In my many years of coaching and training coaches, I don’t know any coach who has ever been sued. That does not mean it hasn’t happened or won’t happen to you. Or worse, to me!

The International Coaching Federation has a video on this topic. It is an important resource that every coach should watch.

Kristin Kelly, the assistant director of ethics, policy and compliance for the ICF interviewed Bob Weil, the legal counsel for the ICF. In this video, Bob says you should have insurance. I think in general, he’s right, but I also wonder what size your coaching business should be before you take steps to protect it.

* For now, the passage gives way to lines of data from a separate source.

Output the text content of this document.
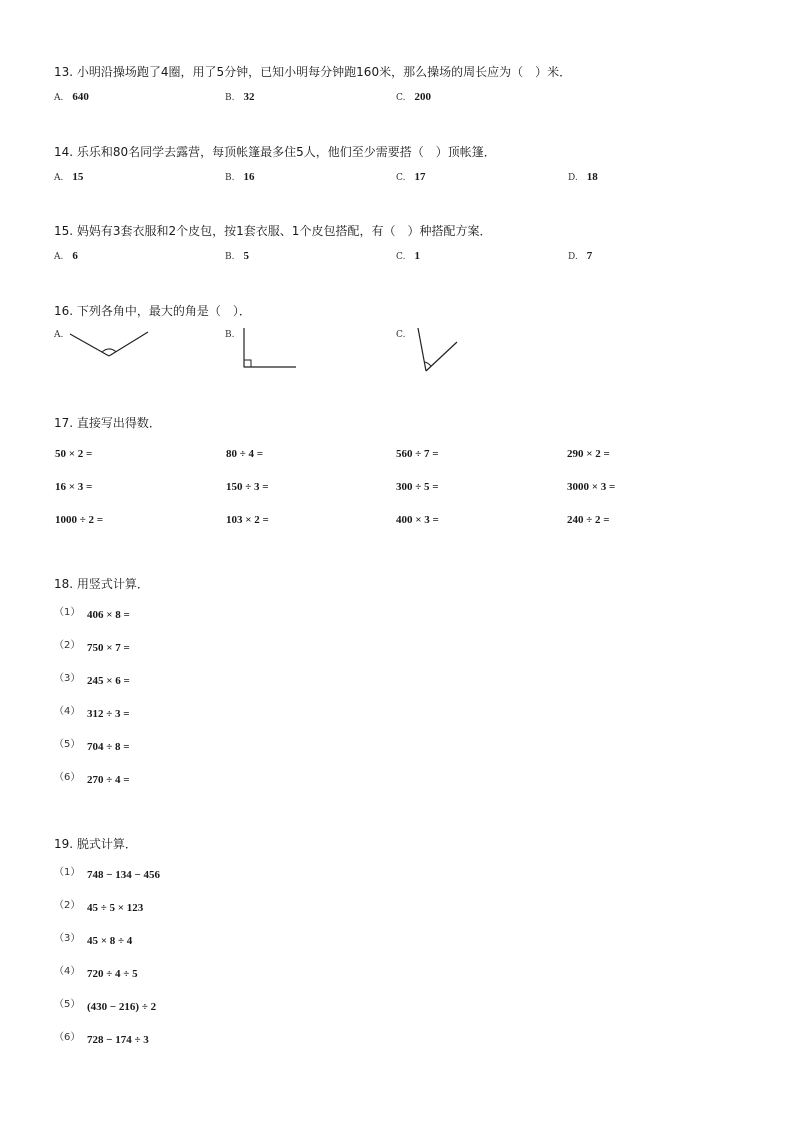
13. 小明沿操场跑了4圈，用了5分钟，已知小明每分钟跑160米，那么操场的周长应为（　）米．
A. 640	B. 32	C. 200
14. 乐乐和80名同学去露营，每顶帐篷最多住5人，他们至少需要搭（　）顶帐篷．
A. 15	B. 16	C. 17	D. 18
15. 妈妈有3套衣服和2个皮包，按1套衣服、1个皮包搭配，有（　）种搭配方案．
A. 6	B. 5	C. 1	D. 7
16. 下列各角中，最大的角是（　）．
A.	B.	C.
17. 直接写出得数．
50 × 2 =	80 ÷ 4 =	560 ÷ 7 =	290 × 2 =
16 × 3 =	150 ÷ 3 =	300 ÷ 5 =	3000 × 3 =
1000 ÷ 2 =	103 × 2 =	400 × 3 =	240 ÷ 2 =
18. 用竖式计算．
（1） 406 × 8 =
（2） 750 × 7 =
（3） 245 × 6 =
（4） 312 ÷ 3 =
（5） 704 ÷ 8 =
（6） 270 ÷ 4 =
19. 脱式计算．
（1） 748 − 134 − 456
（2） 45 ÷ 5 × 123
（3） 45 × 8 ÷ 4
（4） 720 ÷ 4 ÷ 5
（5） (430 − 216) ÷ 2
（6） 728 − 174 ÷ 3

As part of protecting myself, I wondered if it was time to set up an LLC (limited liability company). If a business has an LLC, the members of this company are not personally liable. In simple terms, you can’t lose your house. To my surprise, when I approached both a lawyer and an accountant, they thought an LLC was unnecessary for my situation. Two reasons they gave were that I didn’t make enough money yet and that I didn’t have any employees.

NOTE: My official position is you should do everything possible to avoid liability. Don’t sue me if you get sued. (This is both a joke and not a joke.)

Here are a few nuggets from Bob Weil from the ICF video:

  • The question to ask yourself is “How much risk are you willing to accept?”
  • You need liability insurance.
  • You need to meet with your insurance professional in person once a year.
  • Read your policy to see what it covers and what it does not cover.
  • If you have a claim, report it immediately.
  • It does not cover criminal activity, intentional acts, recklessness, fraud, malice, or services to professional athletes.
  • If you live outside the US, you should still have insurance.
  • If you are a business owner, set up an LLC.
  • The ICF does not require members to have insurance.

Here’s my challenge to you: Make a decision about insurance.

Don’t default to no insurance because you’ve never accessed your risk. Talk to a lawyer. Talk to an accountant. Talk to an insurance agent. If you decide not to have insurance, then understand that if you get sued, you are on your own. No one is going to come and help you. Some people can live with that risk. Most people cannot.